What: Opportunity to view and comment on proposed council districts as redistricting process continues
When: 6 p.m. Monday
Where: Bethel African Methodist Episcopal Church, 900 Mill St., Gainesville
More info: The Rev. Rose Johnson-Mackey, 678-698-4934, or the Newtown Florist Club, 770-718-1343

Community members will get an extra opportunity Monday to look over and comment on proposed City Council district lines.

"A lot of people are not familiar with redistricting, the language of it, the process of it, the importance of it," said the Rev. Rose Johnson-Mackey, who is chairwoman of Region 1 of the Northeast Georgia Black Leadership Council-Gainesville. "Having knowledge of this process is essential."

The meeting, hosted by the council and the Newtown Florist Club, is set for 6 p.m. at the Bethel African Methodist Episcopal Church on Mill Street in Gainesville. Council members Ruth Bruner, Myrtle Figueras, Bob Hamrick and George Wangemann have agreed to attend. City Clerk Denise Jordan will lead a presentation of the proposed redistricting map.

Wards 3, 4 and 5 have sizable minority populations, and since the proposed map was drawn, council members and school board members have been watching the redistricting lines and population shifts within their districts.

The proposed map dramatically shrinks Ward 4, which experienced a population boom over the last decade.

It also shifts the city's Hispanic population into Wards 3, 4 and 5, while the black population in Ward 3 would decrease.

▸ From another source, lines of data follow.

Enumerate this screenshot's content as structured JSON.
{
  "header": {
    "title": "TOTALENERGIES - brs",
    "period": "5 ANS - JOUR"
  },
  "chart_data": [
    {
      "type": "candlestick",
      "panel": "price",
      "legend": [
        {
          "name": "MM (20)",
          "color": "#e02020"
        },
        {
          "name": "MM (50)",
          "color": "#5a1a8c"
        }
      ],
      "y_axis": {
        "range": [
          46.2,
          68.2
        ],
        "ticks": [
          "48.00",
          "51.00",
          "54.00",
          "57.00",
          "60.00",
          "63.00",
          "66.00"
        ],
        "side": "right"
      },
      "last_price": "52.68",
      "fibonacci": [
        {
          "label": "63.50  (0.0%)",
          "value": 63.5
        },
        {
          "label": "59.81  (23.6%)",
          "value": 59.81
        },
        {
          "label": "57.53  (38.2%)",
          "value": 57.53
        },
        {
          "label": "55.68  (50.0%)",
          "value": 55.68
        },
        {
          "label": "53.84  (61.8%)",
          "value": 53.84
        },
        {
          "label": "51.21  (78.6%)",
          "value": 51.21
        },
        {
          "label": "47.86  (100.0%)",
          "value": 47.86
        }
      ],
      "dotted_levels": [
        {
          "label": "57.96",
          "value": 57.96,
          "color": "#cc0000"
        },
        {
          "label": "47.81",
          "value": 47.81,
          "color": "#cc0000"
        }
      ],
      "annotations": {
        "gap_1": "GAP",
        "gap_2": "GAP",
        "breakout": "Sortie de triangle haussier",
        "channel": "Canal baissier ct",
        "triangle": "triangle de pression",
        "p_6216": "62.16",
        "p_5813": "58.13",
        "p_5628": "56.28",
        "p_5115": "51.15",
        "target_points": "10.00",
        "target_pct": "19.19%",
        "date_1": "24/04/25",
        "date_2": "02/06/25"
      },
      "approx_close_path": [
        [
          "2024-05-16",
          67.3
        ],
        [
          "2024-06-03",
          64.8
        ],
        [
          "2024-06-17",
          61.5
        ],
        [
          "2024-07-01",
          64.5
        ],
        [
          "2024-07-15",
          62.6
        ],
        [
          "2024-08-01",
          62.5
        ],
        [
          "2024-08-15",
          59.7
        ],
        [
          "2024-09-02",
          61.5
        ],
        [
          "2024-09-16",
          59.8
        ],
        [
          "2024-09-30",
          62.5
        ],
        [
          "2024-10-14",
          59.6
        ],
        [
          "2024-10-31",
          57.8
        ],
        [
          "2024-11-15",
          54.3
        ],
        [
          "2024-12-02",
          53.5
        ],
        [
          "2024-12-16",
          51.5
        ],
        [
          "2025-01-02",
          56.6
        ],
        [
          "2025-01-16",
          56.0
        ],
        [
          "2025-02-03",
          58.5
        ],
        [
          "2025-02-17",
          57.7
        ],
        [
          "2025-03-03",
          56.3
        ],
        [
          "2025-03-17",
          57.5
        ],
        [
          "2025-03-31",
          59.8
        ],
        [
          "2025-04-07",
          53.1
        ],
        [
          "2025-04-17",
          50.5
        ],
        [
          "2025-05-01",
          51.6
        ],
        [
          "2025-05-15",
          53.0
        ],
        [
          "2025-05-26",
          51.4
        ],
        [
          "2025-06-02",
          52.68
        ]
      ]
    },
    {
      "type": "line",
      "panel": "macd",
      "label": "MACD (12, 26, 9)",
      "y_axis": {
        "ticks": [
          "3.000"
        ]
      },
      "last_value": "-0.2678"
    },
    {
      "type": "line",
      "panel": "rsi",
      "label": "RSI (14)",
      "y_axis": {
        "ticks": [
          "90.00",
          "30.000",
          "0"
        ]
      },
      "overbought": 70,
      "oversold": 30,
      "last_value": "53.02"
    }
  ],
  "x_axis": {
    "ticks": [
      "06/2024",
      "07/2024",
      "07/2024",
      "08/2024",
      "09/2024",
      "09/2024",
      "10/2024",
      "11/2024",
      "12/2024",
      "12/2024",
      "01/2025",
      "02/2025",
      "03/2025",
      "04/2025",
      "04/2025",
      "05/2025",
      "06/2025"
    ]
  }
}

The proposed map must be approved in preclearance by the U.S. Department of Justice as part of the Voting Rights Act to make sure the lines don't weaken the strength of minority votes.

"Ward 3 is where the concentration of blacks in Gainesville have always lived," said Figueras, who represents the ward. "They wanted to be sure that ward is kept as much intact as possible."

In 2006, the act was amended to include language minorities like Hispanics.

The maps also affect school board members, who are elected by district, while City Council members are elected by the city as a whole.

Even though council members are elected at large, it's still important each ward supports its council member, and that each council member represents his or her ward, Johnson-Mackey said.

"They want the support from the people where they live," she said.

She added the maps will be in place for the next decade, and voting might change. If it does, those likes make a difference.

"It's still important to pay attention to how these districts are drawn," she said.

The goal is to have one map for both the school board and City Council, but that option may not be in the cards.

On Thursday school board members met with Linda Meggers, formerly of the Georgia General Assembly's Reapportionment Office, and council members to consider adjusting lines on the proposed map.

Meggers also discussed going back to the current map and changing lines to suit the needs of the school board members' constituents.

The school board wanted to rework the current map.

The City Council and school board could have different district maps but Meggers advised them to try to use the same map.